Die Schiersteiner Rheinbrücke ist mit 1,2 Kilometern besonders lang; der Rhein ist breit an der Stelle. Die alte Brücke bestand nur aus einem Bauwerk. Heute gibt es zwei Brücken, für jede Fahrtrichtung eine. Sie verlaufen mit ein wenig Abstand parallel nebeneinander.

Beim Neubau wurden Zehntausende Kubikmeter Beton und Zehntausende Tonnen Stahl verbaut. Zum Teil mussten drei Werke gleichzeitig Beton anliefern. Große Pfeiler wurden neu im Rhein gegründet. Baufirmen mussten ihr Material mit Fähren auf die Rheininsel unter der Brücke schaffen.

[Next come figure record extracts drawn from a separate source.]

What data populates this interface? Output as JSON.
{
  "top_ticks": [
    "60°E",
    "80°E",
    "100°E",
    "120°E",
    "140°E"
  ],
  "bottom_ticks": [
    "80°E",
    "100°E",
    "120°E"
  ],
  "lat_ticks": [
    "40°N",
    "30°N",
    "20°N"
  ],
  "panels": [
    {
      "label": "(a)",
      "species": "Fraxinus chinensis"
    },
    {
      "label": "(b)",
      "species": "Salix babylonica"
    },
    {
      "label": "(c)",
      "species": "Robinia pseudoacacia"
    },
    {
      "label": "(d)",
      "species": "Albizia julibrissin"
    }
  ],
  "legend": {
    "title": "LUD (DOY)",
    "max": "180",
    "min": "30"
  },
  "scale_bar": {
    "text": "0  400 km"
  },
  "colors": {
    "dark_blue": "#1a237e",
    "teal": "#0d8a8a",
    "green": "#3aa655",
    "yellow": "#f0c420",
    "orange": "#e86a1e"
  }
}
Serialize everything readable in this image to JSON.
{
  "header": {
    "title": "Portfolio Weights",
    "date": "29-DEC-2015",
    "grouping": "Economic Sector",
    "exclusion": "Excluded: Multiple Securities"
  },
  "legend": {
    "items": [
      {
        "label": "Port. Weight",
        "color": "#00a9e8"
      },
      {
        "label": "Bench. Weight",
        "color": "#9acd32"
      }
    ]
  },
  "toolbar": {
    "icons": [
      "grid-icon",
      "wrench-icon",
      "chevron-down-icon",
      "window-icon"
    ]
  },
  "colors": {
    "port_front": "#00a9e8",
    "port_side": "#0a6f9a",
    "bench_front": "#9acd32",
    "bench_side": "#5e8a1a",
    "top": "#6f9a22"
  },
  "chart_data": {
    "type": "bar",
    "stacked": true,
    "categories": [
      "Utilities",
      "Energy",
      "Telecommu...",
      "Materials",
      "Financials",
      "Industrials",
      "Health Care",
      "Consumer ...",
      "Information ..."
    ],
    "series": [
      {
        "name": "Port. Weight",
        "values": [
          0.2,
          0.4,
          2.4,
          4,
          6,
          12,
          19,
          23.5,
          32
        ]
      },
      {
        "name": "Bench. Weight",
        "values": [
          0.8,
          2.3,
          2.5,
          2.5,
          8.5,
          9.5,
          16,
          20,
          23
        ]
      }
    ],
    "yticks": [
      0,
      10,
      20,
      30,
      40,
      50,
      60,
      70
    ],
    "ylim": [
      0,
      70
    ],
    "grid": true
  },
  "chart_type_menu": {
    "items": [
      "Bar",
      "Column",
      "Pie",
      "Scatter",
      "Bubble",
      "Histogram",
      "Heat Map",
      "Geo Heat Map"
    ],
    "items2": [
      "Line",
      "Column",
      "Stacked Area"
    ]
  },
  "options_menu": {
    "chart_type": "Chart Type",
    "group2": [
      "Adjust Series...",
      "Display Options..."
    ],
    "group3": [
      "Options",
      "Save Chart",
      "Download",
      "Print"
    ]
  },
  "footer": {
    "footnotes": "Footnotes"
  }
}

Ein Ereignis zum Zuschauen war stets das "Einschwimmen": Fertig gebaute, große Brückenteile wurden mit einem Ponton, einem Floß, langsam an die richtige Stelle auf dem Rhein gebracht und mit Hilfe von Hydraulik Stück für Stück in die Höhe gehievt.

Bei den Bauarbeiten wurde die Natur im Rhein, Flora und Fauna, gestört. Dafür gab es schon früh einen Ausgleich: In Geisenheim im Rheingau wurde ein Altrheinarm als Rheinaue renaturiert.